We will examine the art of this period, including finds such as sculpture, architecture, painted pottery, and wall painting.

We will consider the artistic developments of Classical Greece in their social, political and historical contexts.

In so doing we will explore topics such as gender, the household, everyday life in cities like ancient Athens, landscape and the countryside, sanctuaries and religious practice, and what the study of burial reveals about society.

Above all, we will learn of the values, customs and conventions of Classical Greece, highlighting the powerful connections between artistic endeavor and wider culture.

Learning and teaching

The module will be taught online, through ten sessions incorporating recorded lectures and online seminars and workshops involving class discussion and group work on specific topics relating to the module. The discussion and group work will enable students to think critically and to contribute to the debates and topics presented during the lectures. The discussion-led sessions and the lectures will be supplemented by resources available to students via Learning Central.

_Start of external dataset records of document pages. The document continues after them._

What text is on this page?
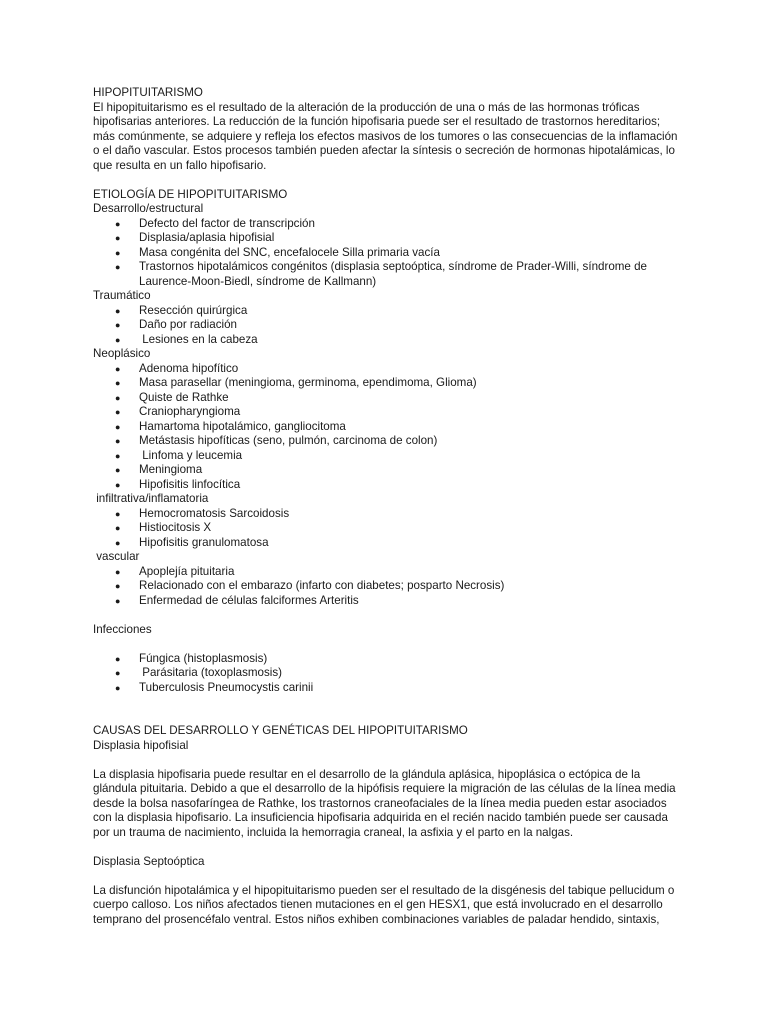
HIPOPITUITARISMO

El hipopituitarismo es el resultado de la alteración de la producción de una o más de las hormonas tróficas hipofisarias anteriores. La reducción de la función hipofisaria puede ser el resultado de trastornos hereditarios; más comúnmente, se adquiere y refleja los efectos masivos de los tumores o las consecuencias de la inflamación o el daño vascular. Estos procesos también pueden afectar la síntesis o secreción de hormonas hipotalámicas, lo que resulta en un fallo hipofisario.

ETIOLOGÍA DE HIPOPITUITARISMO

Desarrollo/estructural

● Defecto del factor de transcripción
● Displasia/aplasia hipofisial
● Masa congénita del SNC, encefalocele Silla primaria vacía
● Trastornos hipotalámicos congénitos (displasia septoóptica, síndrome de Prader-Willi, síndrome de Laurence-Moon-Biedl, síndrome de Kallmann)

Traumático

● Resección quirúrgica
● Daño por radiación
● Lesiones en la cabeza

Neoplásico

● Adenoma hipofítico
● Masa parasellar (meningioma, germinoma, ependimoma, Glioma)
● Quiste de Rathke
● Craniopharyngioma
● Hamartoma hipotalámico, gangliocitoma
● Metástasis hipofíticas (seno, pulmón, carcinoma de colon)
● Linfoma y leucemia
● Meningioma
● Hipofisitis linfocítica

infiltrativa/inflamatoria

● Hemocromatosis Sarcoidosis
● Histiocitosis X
● Hipofisitis granulomatosa

vascular

● Apoplejía pituitaria
● Relacionado con el embarazo (infarto con diabetes; posparto Necrosis)
● Enfermedad de células falciformes Arteritis

Infecciones

● Fúngica (histoplasmosis)
● Parásitaria (toxoplasmosis)
● Tuberculosis Pneumocystis carinii
CAUSAS DEL DESARROLLO Y GENÉTICAS DEL HIPOPITUITARISMO

Displasia hipofisial

La displasia hipofisaria puede resultar en el desarrollo de la glándula aplásica, hipoplásica o ectópica de la glándula pituitaria. Debido a que el desarrollo de la hipófisis requiere la migración de las células de la línea media desde la bolsa nasofaríngea de Rathke, los trastornos craneofaciales de la línea media pueden estar asociados con la displasia hipofisario. La insuficiencia hipofisaria adquirida en el recién nacido también puede ser causada por un trauma de nacimiento, incluida la hemorragia craneal, la asfixia y el parto en la nalgas.

Displasia Septoóptica

La disfunción hipotalámica y el hipopituitarismo pueden ser el resultado de la disgénesis del tabique pellucidum o cuerpo calloso. Los niños afectados tienen mutaciones en el gen HESX1, que está involucrado en el desarrollo temprano del prosencéfalo ventral. Estos niños exhiben combinaciones variables de paladar hendido, sintaxis,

  • Introduction: What is Classical Archaeology?
  • Classical Architecture.
  • Classical Painting and Pottery.
  • Polis and Sanctuaries.
  • Classical Sculpture and Sculptors.
  • The Periclean Building Programme, the Parthenon and its Sculptures.
  • Burials, Society and Iconography.
  • Classical Houses: Domestic Space and Gender.
  • The Countryside: Rural Settlement in Attica and Beyond.
  • The Greeks in the West.

Coursework and assessment

You will be expected to complete two pieces of assessed work:

  • a short critical review
  • a 1000-word essay.

Advice and support will be provided for both assignments and you will receive detailed feedback relating to strengths and areas for improvement on both pieces of work.

Reading suggestions

  • M.D. Fullerton, Greek Art (Cambridge, 2000).
  • R. Osborne, Archaic and Classical Greek Art (Oxford, 1998).
  • J.G. Pedley, Greek Art and Archaeology (London, 1993).
  • C.M. Robertson, A Shorter History of Greek Art (Cambridge, 1981).
  • J. Whitley, The Archaeology of Ancient Greece (Cambridge, 2001).

Library and computing facilities

As a student on this course you are entitled to join and use the University’s library and computing facilities. Find out more about using these facilities.


Our aim is access for all. We aim to provide a confidential advice and support service for any student with a long term medical condition, disability or specific learning difficulty. We are able to offer one-to-one advice about disability, pre-enrolment visits, liaison with tutors and co-ordinating lecturers, material in alternative formats, arrangements for accessible courses, assessment arrangements, loan equipment and dyslexia screening.